Paul Varosy, MD is the Director of Cardiac Electrophysiology at VA Eastern Colorado Health Care System and Professor of Medicine-Cardiology at the University of Colorado. His clinical work focuses on heart rhythm disorders and he is a keen advocate for streamlining the measurement and improvement of the quality of heart rhythm care through more comprehensive integration of patient-reported outcomes. Dr. Varosy has been recognized for his contributions to the field by some of the leading U.S. cardiology organizations, including the American Heart Association, the American College of Cardiology, and the Heart Rhythm Society.

The expectation that patients with cardiac implantable electrophysiology devices should be monitored remotely started to take shape around 2008, when the Heart Rhythm Society came out with an expert consensus statement on the optimal way to supervise the care of such patients. It reaffirmed that recommendation in 2017 and, for the most part, healthcare organizations that aspire to be patient-centered and innovation-driven have taken it to heart and put systems in place to enable such monitoring. The few laggards that initially resisted have eventually “seen the light” and have also increased their use of such tools in recent years. But what has really pushed hospitals and clinics towards fully embracing remote patient monitoring has been the Covid-19 pandemic.

The coronavirus crisis did not unveil anything healthcare leaders did not already know with respect to RPM, but it laid bare for everyone to see the infection risks posed by face-to-face visits to both elderly patients and those with multiple chronic conditions on the one hand, and to healthcare staff on the other. As a result, it prompted a lot of decision-makers to seriously question whether we really need all these face-to-face visits and whether we can accomplish many of their objectives remotely.

Thankfully, payers also got the message and made it a little bit easier for physicians, and certainly for cardiologists and electrophysiologists, to take advantage of mobile outpatient telemetry systems. For some reason people previously thought that it was more reimbursable from a payer standpoint to pay for someone to be seen in person, but at least temporarily we are seeing some release of those restrictions.

As far as cardiac RPM, there is no stopping this trend now – it is in full ascendance. With some of the bureaucratic hurdles removed and with technological innovation making both consumer and clinical grade wearables increasingly accurate in terms of data capture and interpretation, it is ready for prime time.

Of course, as with every major technology shift, there are some “kinks” to the current mobile cardiac outpatient telemetry offerings that still need to be ironed out. One of those is the potential for false alerts of detected arrhythmias, which necessarily prompt physicians to stop what they are doing in order to review the strip and possibly even ask the patient to come into the clinic for a check-up. The technology and algorithms built into those devices need to improve to a point where they only flag actually dangerous rhythms and not the occasional irregular heart beat.

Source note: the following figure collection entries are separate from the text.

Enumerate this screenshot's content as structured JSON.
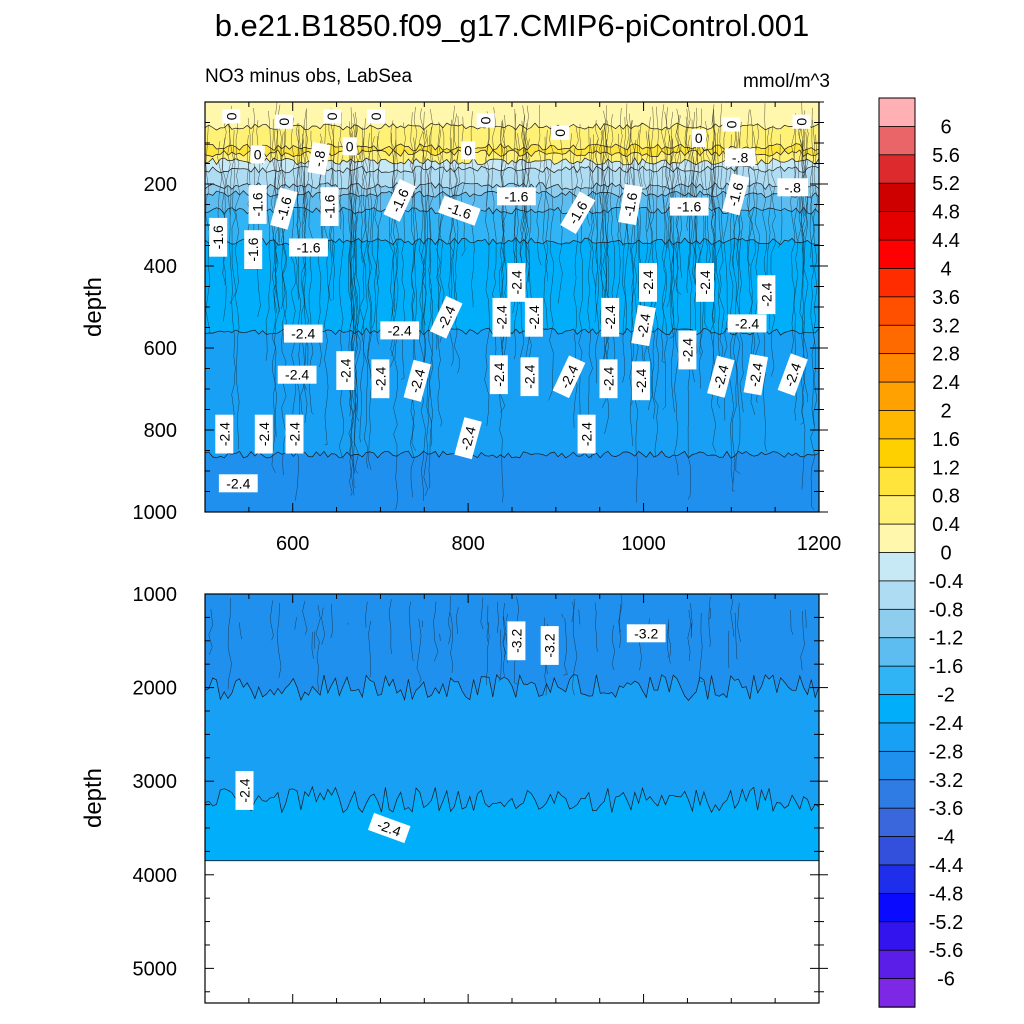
{
  "figure": {
    "title": "b.e21.B1850.f09_g17.CMIP6-piControl.001",
    "subtitle_left": "NO3 minus obs, LabSea",
    "subtitle_right": "mmol/m^3"
  },
  "colors": {
    "frame": "#000000",
    "contour_line": "#1a1a1a",
    "label_box": "#ffffff",
    "land_missing": "#ffffff"
  },
  "chart_data": [
    {
      "type": "heatmap",
      "panel": "upper",
      "xlabel": "",
      "ylabel": "depth",
      "xlim": [
        500,
        1200
      ],
      "ylim": [
        1000,
        0
      ],
      "x_ticks": [
        600,
        800,
        1000,
        1200
      ],
      "y_ticks": [
        200,
        400,
        600,
        800,
        1000
      ],
      "layers": [
        {
          "from": 0,
          "to": 60,
          "level_lo": 0,
          "level_hi": 0.4
        },
        {
          "from": 60,
          "to": 110,
          "level_lo": 0.4,
          "level_hi": 0.8
        },
        {
          "from": 110,
          "to": 125,
          "level_lo": 0.8,
          "level_hi": 1.2
        },
        {
          "from": 125,
          "to": 145,
          "level_lo": 0.4,
          "level_hi": 0.8
        },
        {
          "from": 145,
          "to": 165,
          "level_lo": -0.4,
          "level_hi": 0
        },
        {
          "from": 165,
          "to": 205,
          "level_lo": -0.8,
          "level_hi": -0.4
        },
        {
          "from": 205,
          "to": 225,
          "level_lo": -1.2,
          "level_hi": -0.8
        },
        {
          "from": 225,
          "to": 265,
          "level_lo": -1.6,
          "level_hi": -1.2
        },
        {
          "from": 265,
          "to": 340,
          "level_lo": -2,
          "level_hi": -1.6
        },
        {
          "from": 340,
          "to": 560,
          "level_lo": -2.4,
          "level_hi": -2
        },
        {
          "from": 560,
          "to": 860,
          "level_lo": -2.8,
          "level_hi": -2.4
        },
        {
          "from": 860,
          "to": 1000,
          "level_lo": -3.2,
          "level_hi": -2.8
        }
      ],
      "contour_labels": [
        {
          "text": "0",
          "x": 560,
          "y": 128,
          "rot": 0
        },
        {
          "text": "0",
          "x": 530,
          "y": 35,
          "rot": 90
        },
        {
          "text": "0",
          "x": 590,
          "y": 48,
          "rot": 90
        },
        {
          "text": "0",
          "x": 645,
          "y": 35,
          "rot": 90
        },
        {
          "text": "0",
          "x": 695,
          "y": 35,
          "rot": 90
        },
        {
          "text": "0",
          "x": 665,
          "y": 108,
          "rot": 0
        },
        {
          "text": "0",
          "x": 820,
          "y": 45,
          "rot": 90
        },
        {
          "text": "0",
          "x": 800,
          "y": 118,
          "rot": 0
        },
        {
          "text": "0",
          "x": 905,
          "y": 75,
          "rot": 90
        },
        {
          "text": "0",
          "x": 1063,
          "y": 88,
          "rot": 0
        },
        {
          "text": "0",
          "x": 1100,
          "y": 55,
          "rot": 90
        },
        {
          "text": "0",
          "x": 1180,
          "y": 48,
          "rot": 90
        },
        {
          "text": "-.8",
          "x": 630,
          "y": 138,
          "rot": 80
        },
        {
          "text": "-.8",
          "x": 1110,
          "y": 135,
          "rot": 0
        },
        {
          "text": "-.8",
          "x": 1170,
          "y": 208,
          "rot": 0
        },
        {
          "text": "-1.6",
          "x": 560,
          "y": 250,
          "rot": 90
        },
        {
          "text": "-1.6",
          "x": 590,
          "y": 260,
          "rot": 75
        },
        {
          "text": "-1.6",
          "x": 642,
          "y": 255,
          "rot": 90
        },
        {
          "text": "-1.6",
          "x": 722,
          "y": 240,
          "rot": 65
        },
        {
          "text": "-1.6",
          "x": 790,
          "y": 265,
          "rot": -20
        },
        {
          "text": "-1.6",
          "x": 855,
          "y": 230,
          "rot": 0
        },
        {
          "text": "-1.6",
          "x": 925,
          "y": 270,
          "rot": 60
        },
        {
          "text": "-1.6",
          "x": 985,
          "y": 250,
          "rot": 80
        },
        {
          "text": "-1.6",
          "x": 1052,
          "y": 255,
          "rot": 0
        },
        {
          "text": "-1.6",
          "x": 1105,
          "y": 225,
          "rot": 75
        },
        {
          "text": "-1.6",
          "x": 515,
          "y": 330,
          "rot": 90
        },
        {
          "text": "-1.6",
          "x": 555,
          "y": 360,
          "rot": 90
        },
        {
          "text": "-1.6",
          "x": 618,
          "y": 355,
          "rot": 0
        },
        {
          "text": "-2.4",
          "x": 855,
          "y": 440,
          "rot": 90
        },
        {
          "text": "-2.4",
          "x": 1005,
          "y": 440,
          "rot": 90
        },
        {
          "text": "-2.4",
          "x": 1070,
          "y": 440,
          "rot": 90
        },
        {
          "text": "-2.4",
          "x": 1140,
          "y": 470,
          "rot": 90
        },
        {
          "text": "-2.4",
          "x": 612,
          "y": 565,
          "rot": 0
        },
        {
          "text": "-2.4",
          "x": 722,
          "y": 557,
          "rot": 0
        },
        {
          "text": "-2.4",
          "x": 775,
          "y": 525,
          "rot": 65
        },
        {
          "text": "-2.4",
          "x": 838,
          "y": 525,
          "rot": 90
        },
        {
          "text": "-2.4",
          "x": 875,
          "y": 525,
          "rot": 90
        },
        {
          "text": "-2.4",
          "x": 962,
          "y": 525,
          "rot": 90
        },
        {
          "text": "-2.4",
          "x": 1000,
          "y": 545,
          "rot": 80
        },
        {
          "text": "-2.4",
          "x": 1118,
          "y": 540,
          "rot": 0
        },
        {
          "text": "-2.4",
          "x": 1050,
          "y": 605,
          "rot": 90
        },
        {
          "text": "-2.4",
          "x": 605,
          "y": 665,
          "rot": 0
        },
        {
          "text": "-2.4",
          "x": 660,
          "y": 655,
          "rot": 90
        },
        {
          "text": "-2.4",
          "x": 700,
          "y": 675,
          "rot": 90
        },
        {
          "text": "-2.4",
          "x": 742,
          "y": 680,
          "rot": 75
        },
        {
          "text": "-2.4",
          "x": 835,
          "y": 665,
          "rot": 90
        },
        {
          "text": "-2.4",
          "x": 870,
          "y": 670,
          "rot": 90
        },
        {
          "text": "-2.4",
          "x": 915,
          "y": 670,
          "rot": 65
        },
        {
          "text": "-2.4",
          "x": 960,
          "y": 675,
          "rot": 90
        },
        {
          "text": "-2.4",
          "x": 997,
          "y": 680,
          "rot": 90
        },
        {
          "text": "-2.4",
          "x": 1088,
          "y": 670,
          "rot": 75
        },
        {
          "text": "-2.4",
          "x": 1128,
          "y": 665,
          "rot": 80
        },
        {
          "text": "-2.4",
          "x": 1170,
          "y": 665,
          "rot": 70
        },
        {
          "text": "-2.4",
          "x": 522,
          "y": 810,
          "rot": 90
        },
        {
          "text": "-2.4",
          "x": 567,
          "y": 810,
          "rot": 90
        },
        {
          "text": "-2.4",
          "x": 602,
          "y": 810,
          "rot": 90
        },
        {
          "text": "-2.4",
          "x": 800,
          "y": 820,
          "rot": 75
        },
        {
          "text": "-2.4",
          "x": 935,
          "y": 810,
          "rot": 90
        },
        {
          "text": "-2.4",
          "x": 538,
          "y": 930,
          "rot": 0
        }
      ]
    },
    {
      "type": "heatmap",
      "panel": "lower",
      "xlabel": "",
      "ylabel": "depth",
      "xlim": [
        500,
        1200
      ],
      "ylim": [
        5370,
        1000
      ],
      "x_ticks": [
        600,
        800,
        1000,
        1200
      ],
      "y_ticks": [
        1000,
        2000,
        3000,
        4000,
        5000
      ],
      "bottom_of_data": 3850,
      "layers": [
        {
          "from": 1000,
          "to": 2000,
          "level_lo": -3.2,
          "level_hi": -2.8
        },
        {
          "from": 2000,
          "to": 3200,
          "level_lo": -2.8,
          "level_hi": -2.4
        },
        {
          "from": 3200,
          "to": 3850,
          "level_lo": -2.4,
          "level_hi": -2
        }
      ],
      "contour_labels": [
        {
          "text": "-3.2",
          "x": 855,
          "y": 1500,
          "rot": 90
        },
        {
          "text": "-3.2",
          "x": 893,
          "y": 1550,
          "rot": 90
        },
        {
          "text": "-3.2",
          "x": 1003,
          "y": 1420,
          "rot": 0
        },
        {
          "text": "-2.4",
          "x": 545,
          "y": 3100,
          "rot": 90
        },
        {
          "text": "-2.4",
          "x": 710,
          "y": 3500,
          "rot": -20
        }
      ]
    }
  ],
  "colorbar": {
    "levels": [
      "6",
      "5.6",
      "5.2",
      "4.8",
      "4.4",
      "4",
      "3.6",
      "3.2",
      "2.8",
      "2.4",
      "2",
      "1.6",
      "1.2",
      "0.8",
      "0.4",
      "0",
      "-0.4",
      "-0.8",
      "-1.2",
      "-1.6",
      "-2",
      "-2.4",
      "-2.8",
      "-3.2",
      "-3.6",
      "-4",
      "-4.4",
      "-4.8",
      "-5.2",
      "-5.6",
      "-6"
    ],
    "colors": [
      "#ffb0b4",
      "#ea6568",
      "#dc2a2d",
      "#cf0000",
      "#e50000",
      "#ff0000",
      "#ff2c00",
      "#ff5000",
      "#ff6a00",
      "#ff8800",
      "#ffa100",
      "#ffb700",
      "#ffd000",
      "#ffe43c",
      "#fff176",
      "#fff7ab",
      "#c7e9f6",
      "#aedcf2",
      "#8fcdee",
      "#5ebdf0",
      "#30b4f5",
      "#00aefa",
      "#18a0f4",
      "#2090ee",
      "#2f7ce4",
      "#3a68dc",
      "#3250dc",
      "#1f2eea",
      "#0a0aff",
      "#3314ee",
      "#5a1ee8",
      "#7c28e4"
    ]
  }
}
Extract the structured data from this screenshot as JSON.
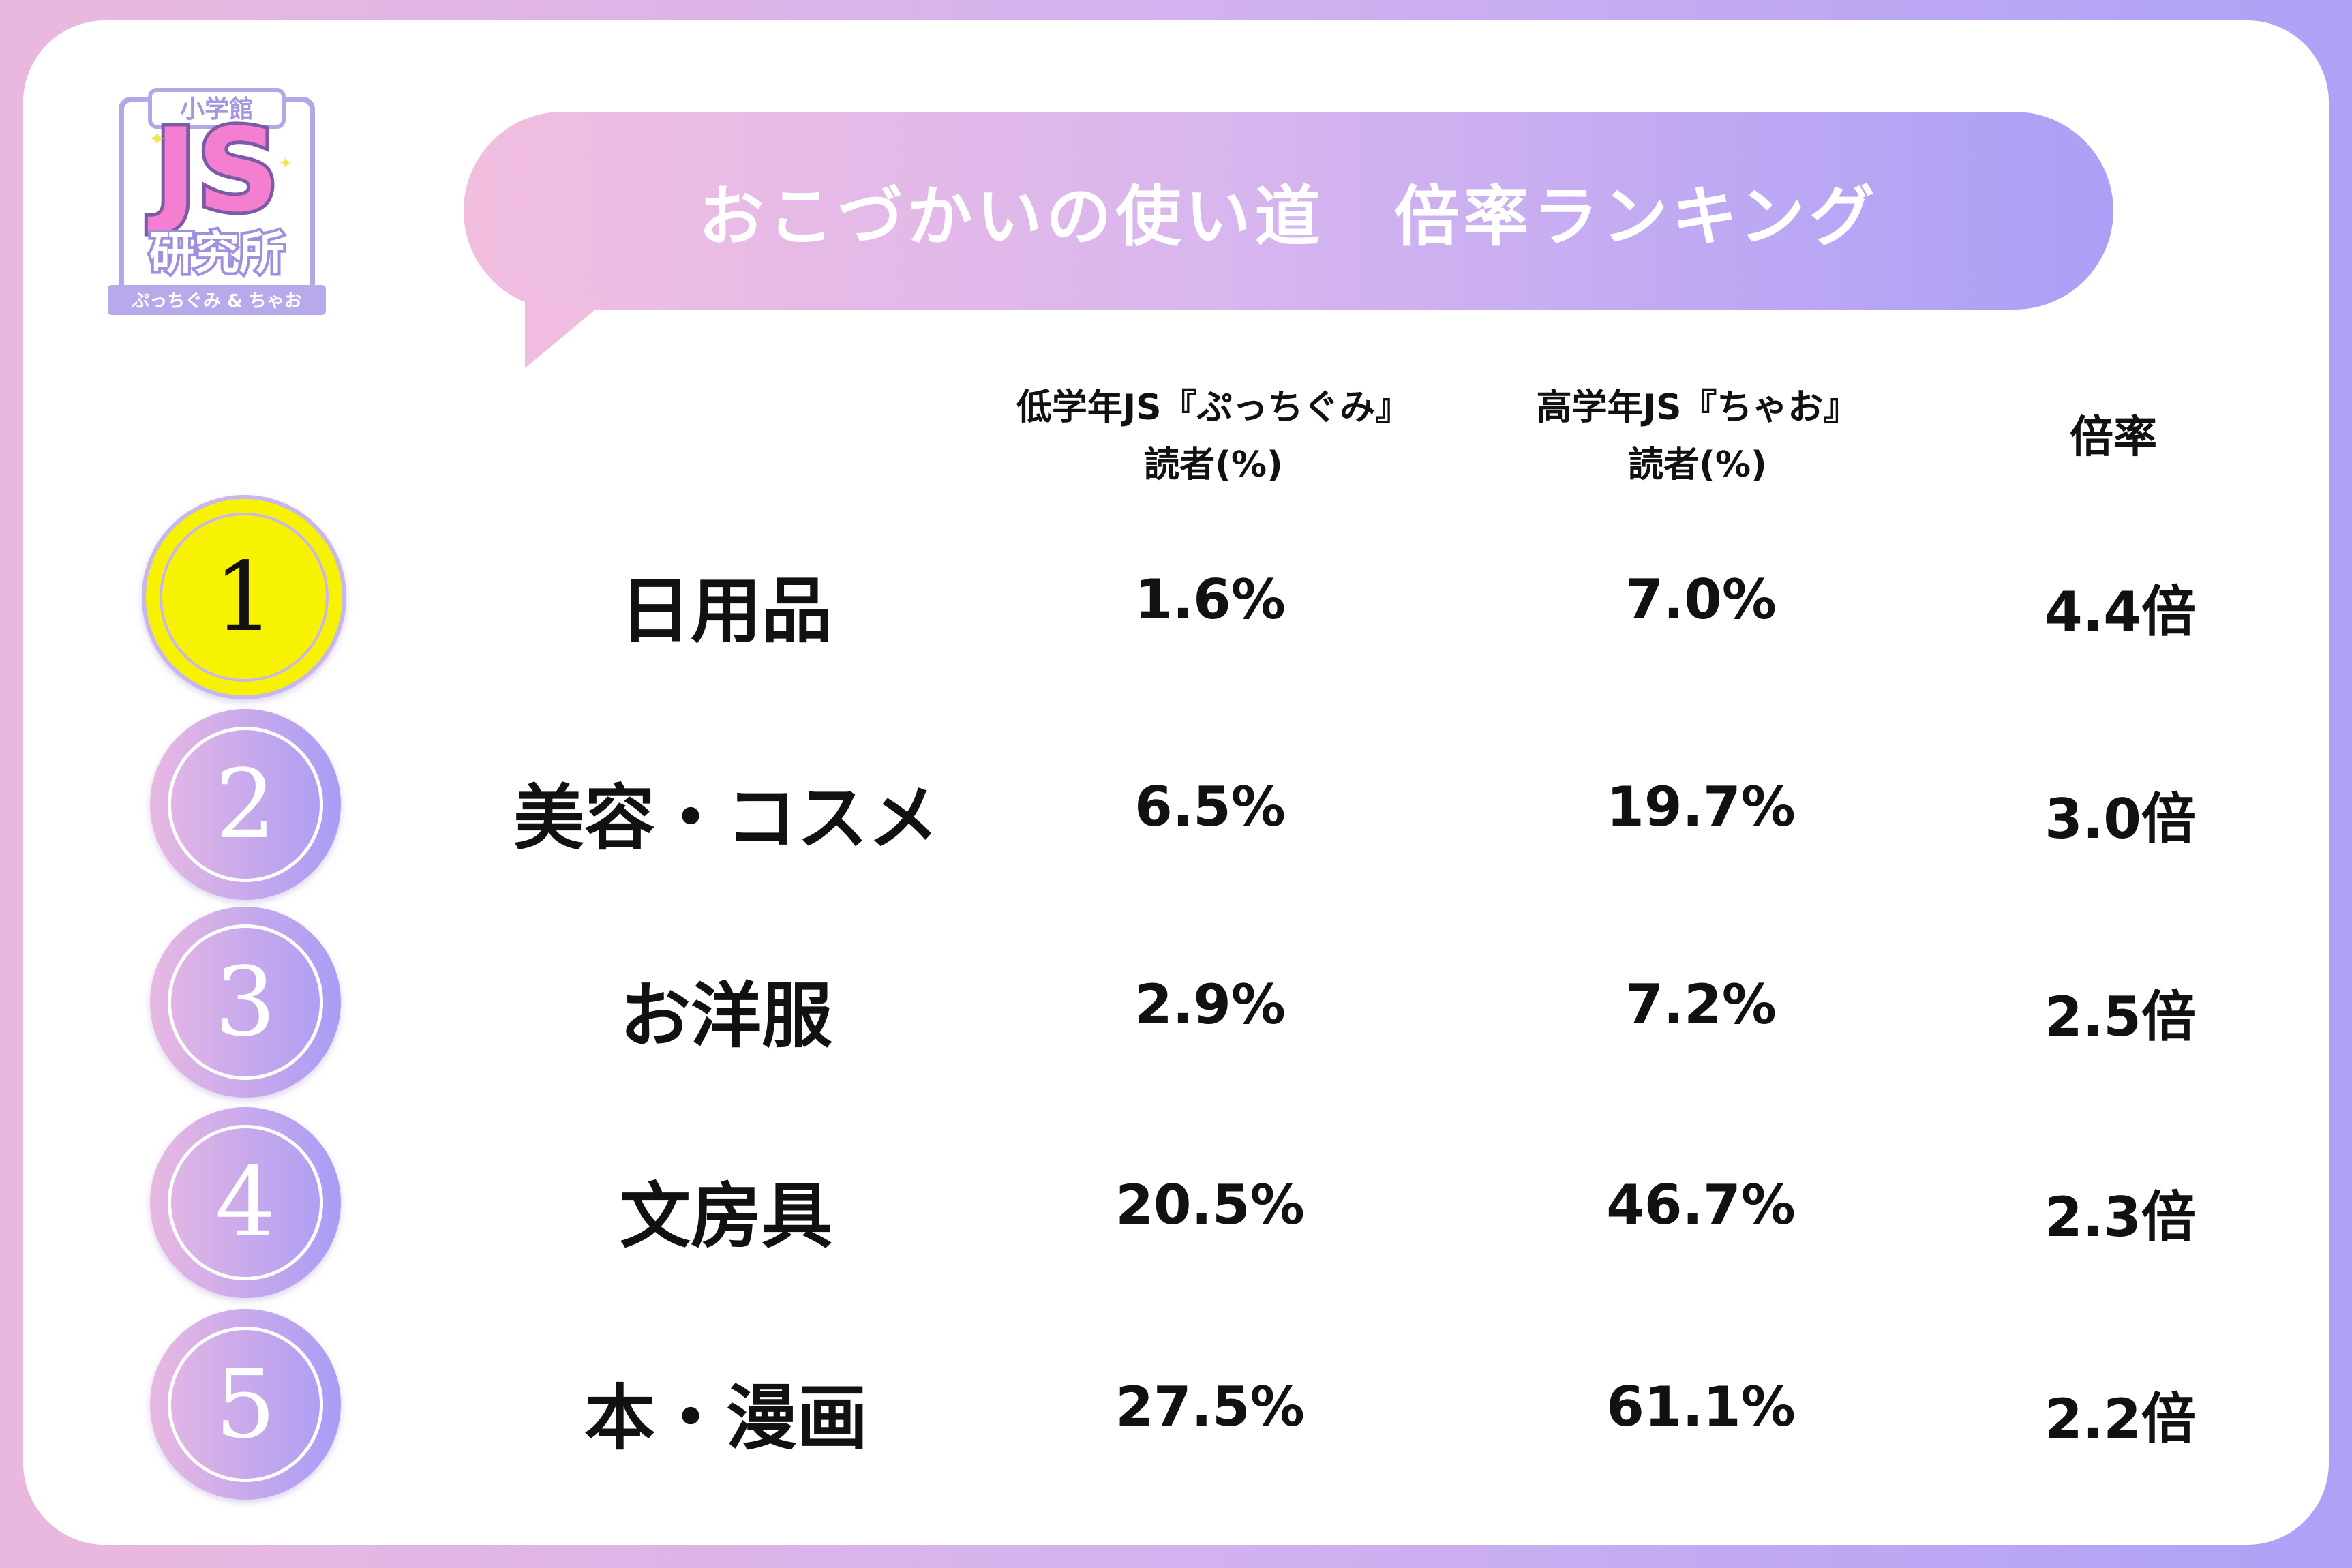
{
  "logo": {
    "top_text": "小学館",
    "main_text": "JS",
    "sub_text": "研究所",
    "tagline": "ぷっちぐみ & ちゃお"
  },
  "title": "おこづかいの使い道　倍率ランキング",
  "chart_data": {
    "type": "table",
    "title": "おこづかいの使い道　倍率ランキング",
    "columns": [
      {
        "line1": "低学年JS『ぷっちぐみ』",
        "line2": "読者(%)"
      },
      {
        "line1": "高学年JS『ちゃお』",
        "line2": "読者(%)"
      },
      {
        "line1": "倍率",
        "line2": ""
      }
    ],
    "rows": [
      {
        "rank": "1",
        "category": "日用品",
        "low": "1.6%",
        "high": "7.0%",
        "ratio": "4.4倍"
      },
      {
        "rank": "2",
        "category": "美容・コスメ",
        "low": "6.5%",
        "high": "19.7%",
        "ratio": "3.0倍"
      },
      {
        "rank": "3",
        "category": "お洋服",
        "low": "2.9%",
        "high": "7.2%",
        "ratio": "2.5倍"
      },
      {
        "rank": "4",
        "category": "文房具",
        "low": "20.5%",
        "high": "46.7%",
        "ratio": "2.3倍"
      },
      {
        "rank": "5",
        "category": "本・漫画",
        "low": "27.5%",
        "high": "61.1%",
        "ratio": "2.2倍"
      }
    ],
    "values_low": [
      1.6,
      6.5,
      2.9,
      20.5,
      27.5
    ],
    "values_high": [
      7.0,
      19.7,
      7.2,
      46.7,
      61.1
    ],
    "values_ratio": [
      4.4,
      3.0,
      2.5,
      2.3,
      2.2
    ]
  },
  "colors": {
    "gradient_start": "#eab8de",
    "gradient_end": "#aea1f6",
    "first_place": "#f7f300"
  }
}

Another key issue that needs to be ironed out is on the user side. It´s the phenomenon of the worried well – patients who believe they need to send an EKG strip to their doctor many times a day just because they want to know if they have a normal sinus rhythm. Clinics, including our own, can become quickly overwhelmed by the volume of data coming in from this type of anxious patient who is sending literally hundreds of transmissions of their heart rhythm with an expectation that their doctor has nothing else to do but to review every one of these. Apart from the distractions caused by all these data, the real trouble there is sorting out which ones of those rhythms are dangerous and need to be addressed immediately and which ones can be triaged to not be reviewed. No physician wants to miss something potentially dangerous and this could also be risky from a medical legal standpoint, if they had the information and somehow didn´t see and act on it.

To address both of these challenges, providers and payers need to figure out a way to support the process of reviewing and billing for these transmissions, because they require a substantial amount of time. In reality, we are talking about technology-enabled, real-time patient-reported data; for clinical researchers and evangelists in the value-based healthcare camp, that is the Holy Grail, but in the trenches it can look very different.

One possible solution to the reviewing problem could be a type of platform that acts as a middleman between the patient´s cardiac telemetry device and their physician, and ensures that the data reach their destination while respecting doctors´ time and competing direct care commitments. At my practice we recently partnered with a technology company called Cliexa, which provides a suite of cloud-based home health platforms that do just that: capture and integrate patient-reported data directly into users´ electronic medical records. Cliexa´s cardiology platform PULSE was developed in partnership with the American College of Cardiology and we are currently trialling it for the remote management of our patients with symptomatic AFib. We are also planning to test it out next for remote monitoring of patients with hypertension, specifically to supervise their medication adherence and blood pressure measurements.

It is hard for me to imagine that with the progress we´ve made in the last few months in terms of our ability to be more nimble with visits, to be more conveniently accessible for patients, and to conduct things remotely without compromising quality of care, we are going to just go back to how things were before the pandemic. If there's any good that can come of the Covid era, I think it's the coming-of-age of technologies that can really transform the legacy healthcare model and make digital health the default, rather than an elective, option.